Mengenal Asma' binti Abu Bakar, Muhajirin yang Terakhir Wafat

Suherni, Jurnalis
Jum'at 27 Desember 2019 08:23 WIB
Ilustrasi. Foto: Pond5
Share :

SEDIKITNYA terdapat 39 tokoh wanita yang berpengaruh dalam sejarah Islam, salah satunya adalah Asma’ binti Abu Bakar. Ia adalah perempuan yang beriman teguh kepada Allah dan Nabi Muhamad SAW.

Dikutip dari buku Biografi 39 Tokoh Wanita Pengukir Sejarah Islam, halaman 209-219, yang ditulis oleh Dr. Bassam Muhammad Hamami, saat Rasulullah Hendak pergi ke Madinah, keluarga Abu Bakar-lah yang mempersiapkan perbekalannya. Abu Bakar berkata, "Carikan untukku suatu gantungan untuk bekal Rasulullah dan suatu tali untuk geriba (wadah air)!" Asma menjawab, "Aku tak mendapatkan sesuatu pun selain ikat pinggangku."

Abu Bakar berkata, "Berikanlah kepadaku". Asma mengatakan, "Aku telah memotongnya menjadi dua: satu untuk bekal makanan dan yang satu untuk geriba.”

Karena itulah, Asma mendapat julukan Dzât an-Nithaqain (Pemilik Dua Ikat Pinggang). Rasulullah SAW berdoa, "Semoga Allah mengganti ikat pinggangmu ini dengan dua ikat pinggang di surga."

Seorang wanita yang jujur, sabar, pandai bertobat, dan senantiasa berzikir; wanita yang rela merobek ikat pinggangnya untuk Rasulullah SAW, ialah Asma’ binti Abu Bakar. la adalah sosok mukminah yang memiliki kedudukan mulia, harga diri, dan keberanian luar biasa.

Di samping itu, ia juga adalah seorang penyair dan penulis natsr (prosa) yang memiliki logika dan bahasa yang fasih.

Asma' binti Abu Bakar al-Qurasyiyyah at-Tamimiyah, putri dari laki-laki muslim utama dalam Islam sesudah Rasulullah SAW, Abu Bakar ash-Shiddiq r.a. Ibunya adalah Qatilah binti Abdul Uzza ibn Abdi As'ad ibn Nashr ibn Mâlik ibn Hisl ibn Amir al-'Amiriyyah. Asma binti Abu Bakar adalah sosok ibu dari seorang sahabat besar, Abdullah ibn Zubair r.a, dan saudara wanita dari Ummul Mukminin Aisyah r.a.

Asma' binti Abu Bakar adalah Muhajirin wanita yang terakhir wafat. la masuk Islam sesudah tujuh belas orang yang hadisnya mendapat cahaya iman dari Allah. la beriman kepada Allah dan Rasul-Nya dengan keimanan yang kukuh.

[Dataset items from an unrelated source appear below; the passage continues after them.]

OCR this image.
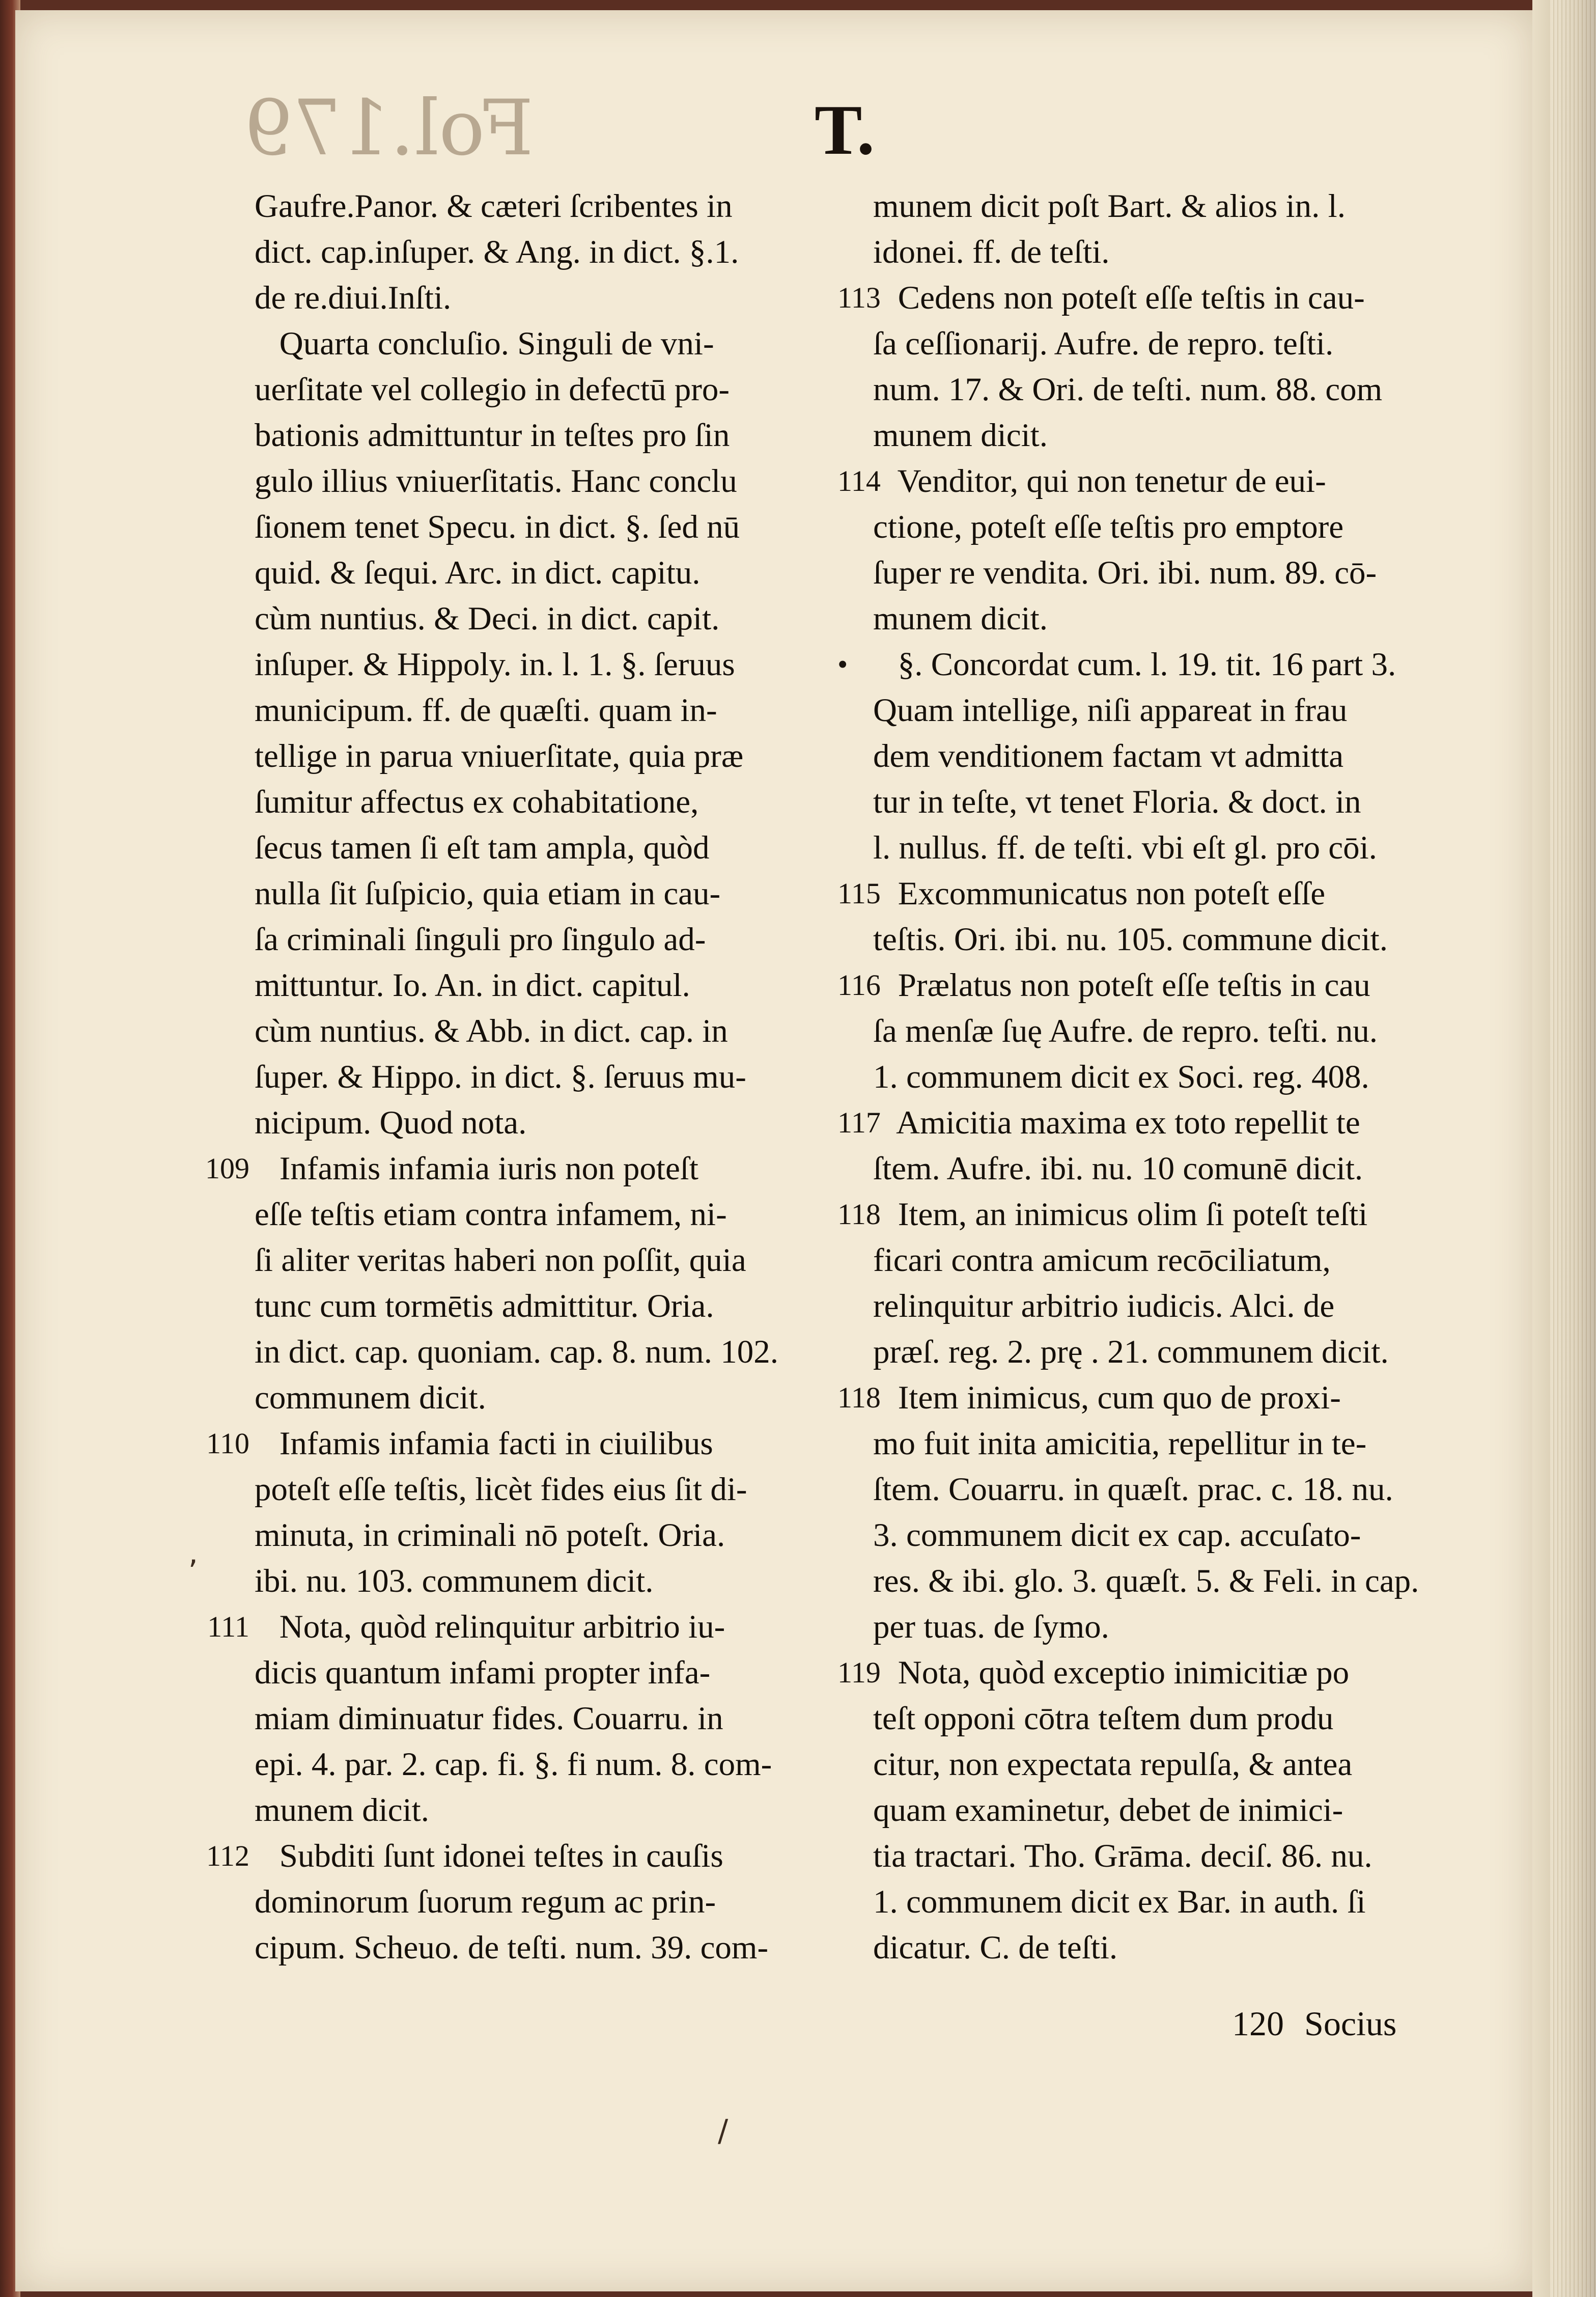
Fol.179	T.
Gaufre.Panor. & cæteri ſcribentes in
dict. cap.inſuper. & Ang. in dict. §.1.
de re.diui.Inſti.
Quarta concluſio. Singuli de vni-
uerſitate vel collegio in defectū pro-
bationis admittuntur in teſtes pro ſin
gulo illius vniuerſitatis. Hanc conclu
ſionem tenet Specu. in dict. §. ſed nū
quid. & ſequi. Arc. in dict. capitu.
cùm nuntius. & Deci. in dict. capit.
inſuper. & Hippoly. in. l. 1. §. ſeruus
municipum. ff. de quæſti. quam in-
tellige in parua vniuerſitate, quia præ
ſumitur affectus ex cohabitatione,
ſecus tamen ſi eſt tam ampla, quòd
nulla ſit ſuſpicio, quia etiam in cau-
ſa criminali ſinguli pro ſingulo ad-
mittuntur. Io. An. in dict. capitul.
cùm nuntius. & Abb. in dict. cap. in
ſuper. & Hippo. in dict. §. ſeruus mu-
nicipum. Quod nota.
109 Infamis infamia iuris non poteſt
eſſe teſtis etiam contra infamem, ni-
ſi aliter veritas haberi non poſſit, quia
tunc cum tormētis admittitur. Oria.
in dict. cap. quoniam. cap. 8. num. 102.
communem dicit.
110 Infamis infamia facti in ciuilibus
poteſt eſſe teſtis, licèt fides eius ſit di-
minuta, in criminali nō poteſt. Oria.
ibi. nu. 103. communem dicit.
111 Nota, quòd relinquitur arbitrio iu-
dicis quantum infami propter infa-
miam diminuatur fides. Couarru. in
epi. 4. par. 2. cap. fi. §. fi num. 8. com-
munem dicit.
112 Subditi ſunt idonei teſtes in cauſis
dominorum ſuorum regum ac prin-
cipum. Scheuo. de teſti. num. 39. com-
munem dicit poſt Bart. & alios in. l.
idonei. ff. de teſti.
113
Cedens non poteſt eſſe teſtis in cau-
ſa ceſſionarij. Aufre. de repro. teſti.
num. 17. & Ori. de teſti. num. 88. com
munem dicit.
114
Venditor, qui non tenetur de eui-
ctione, poteſt eſſe teſtis pro emptore
ſuper re vendita. Ori. ibi. num. 89. cō-
munem dicit.
• §. Concordat cum. l. 19. tit. 16 part 3.
Quam intellige, niſi appareat in frau
dem venditionem factam vt admitta
tur in teſte, vt tenet Floria. & doct. in
l. nullus. ff. de teſti. vbi eſt gl. pro cōi.
115
Excommunicatus non poteſt eſſe
teſtis. Ori. ibi. nu. 105. commune dicit.
116
Prælatus non poteſt eſſe teſtis in cau
ſa menſæ ſuę Aufre. de repro. teſti. nu.
1. communem dicit ex Soci. reg. 408.
117
Amicitia maxima ex toto repellit te
ſtem. Aufre. ibi. nu. 10 comunē dicit.
118
Item, an inimicus olim ſi poteſt teſti
ficari contra amicum recōciliatum,
relinquitur arbitrio iudicis. Alci. de
præſ. reg. 2. prę . 21. communem dicit.
118
Item inimicus, cum quo de proxi-
mo fuit inita amicitia, repellitur in te-
ſtem. Couarru. in quæſt. prac. c. 18. nu.
3. communem dicit ex cap. accuſato-
res. & ibi. glo. 3. quæſt. 5. & Feli. in cap.
per tuas. de ſymo.
119
Nota, quòd exceptio inimicitiæ po
teſt opponi cōtra teſtem dum produ
citur, non expectata repulſa, & antea
quam examinetur, debet de inimici-
tia tractari. Tho. Grāma. deciſ. 86. nu.
1. communem dicit ex Bar. in auth. ſi
dicatur. C. de teſti.
,
/
120 Socius
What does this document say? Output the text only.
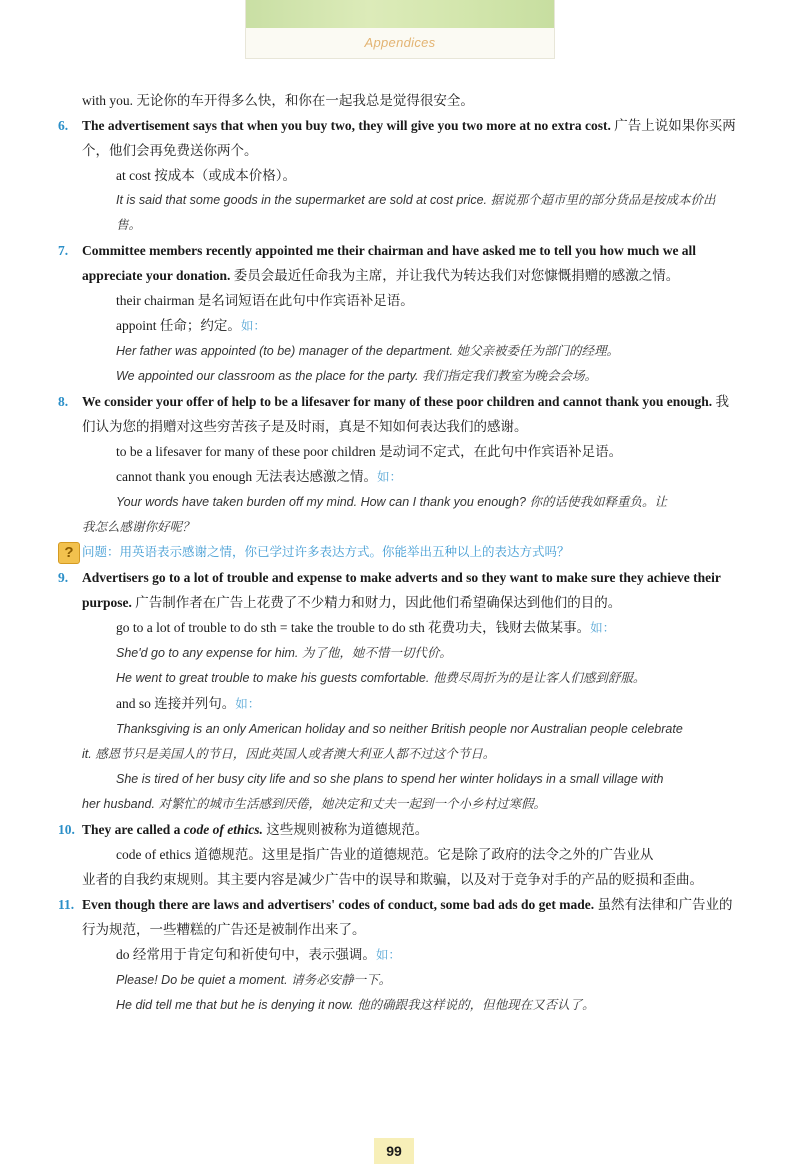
Appendices

with you. 无论你的车开得多么快，和你在一起我总是觉得很安全。

6. The advertisement says that when you buy two, they will give you two more at no extra cost. 广告上说如果你买两个，他们会再免费送你两个。

at cost 按成本（或成本价格）。

It is said that some goods in the supermarket are sold at cost price. 据说那个超市里的部分货品是按成本价出售。

7. Committee members recently appointed me their chairman and have asked me to tell you how much we all appreciate your donation. 委员会最近任命我为主席，并让我代为转达我们对您慷慨捐赠的感激之情。

their chairman 是名词短语在此句中作宾语补足语。

appoint 任命；约定。如：

Her father was appointed (to be) manager of the department. 她父亲被委任为部门的经理。

We appointed our classroom as the place for the party. 我们指定我们教室为晚会会场。

8. We consider your offer of help to be a lifesaver for many of these poor children and cannot thank you enough. 我们认为您的捐赠对这些穷苦孩子是及时雨，真是不知如何表达我们的感谢。

to be a lifesaver for many of these poor children 是动词不定式，在此句中作宾语补足语。

cannot thank you enough 无法表达感激之情。如：

Your words have taken burden off my mind. How can I thank you enough? 你的话使我如释重负。让

我怎么感谢你好呢？

? 问题：用英语表示感谢之情，你已学过许多表达方式。你能举出五种以上的表达方式吗？

9. Advertisers go to a lot of trouble and expense to make adverts and so they want to make sure they achieve their purpose. 广告制作者在广告上花费了不少精力和财力，因此他们希望确保达到他们的目的。

go to a lot of trouble to do sth = take the trouble to do sth 花费功夫，钱财去做某事。如：

She'd go to any expense for him. 为了他，她不惜一切代价。

He went to great trouble to make his guests comfortable. 他费尽周折为的是让客人们感到舒服。

and so 连接并列句。如：

Thanksgiving is an only American holiday and so neither British people nor Australian people celebrate

it. 感恩节只是美国人的节日，因此英国人或者澳大利亚人都不过这个节日。

She is tired of her busy city life and so she plans to spend her winter holidays in a small village with

her husband. 对繁忙的城市生活感到厌倦，她决定和丈夫一起到一个小乡村过寒假。

10. They are called a code of ethics. 这些规则被称为道德规范。

code of ethics 道德规范。这里是指广告业的道德规范。它是除了政府的法令之外的广告业从

业者的自我约束规则。其主要内容是减少广告中的误导和欺骗，以及对于竞争对手的产品的贬损和歪曲。

11. Even though there are laws and advertisers' codes of conduct, some bad ads do get made. 虽然有法律和广告业的行为规范，一些糟糕的广告还是被制作出来了。

do 经常用于肯定句和祈使句中，表示强调。如：

Please! Do be quiet a moment. 请务必安静一下。

He did tell me that but he is denying it now. 他的确跟我这样说的，但他现在又否认了。

99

Salah satu wujud keislamannya yang baik adalah dapat dilihat ketika ibunya, Qatilah, telah diceraikan oleh Abu Bakar pada zaman jahiliyah. Selanjutnya, disebutkan bahwa pada suatu hari, Qatilah datang untuk mengunjungi putrinya, Asma binti Abu Bakar ash-shiddiq. Saat itu ia datang bersama putranya, al-Hârits ibn Mudrik ibn 'Umar ibn Makhzum.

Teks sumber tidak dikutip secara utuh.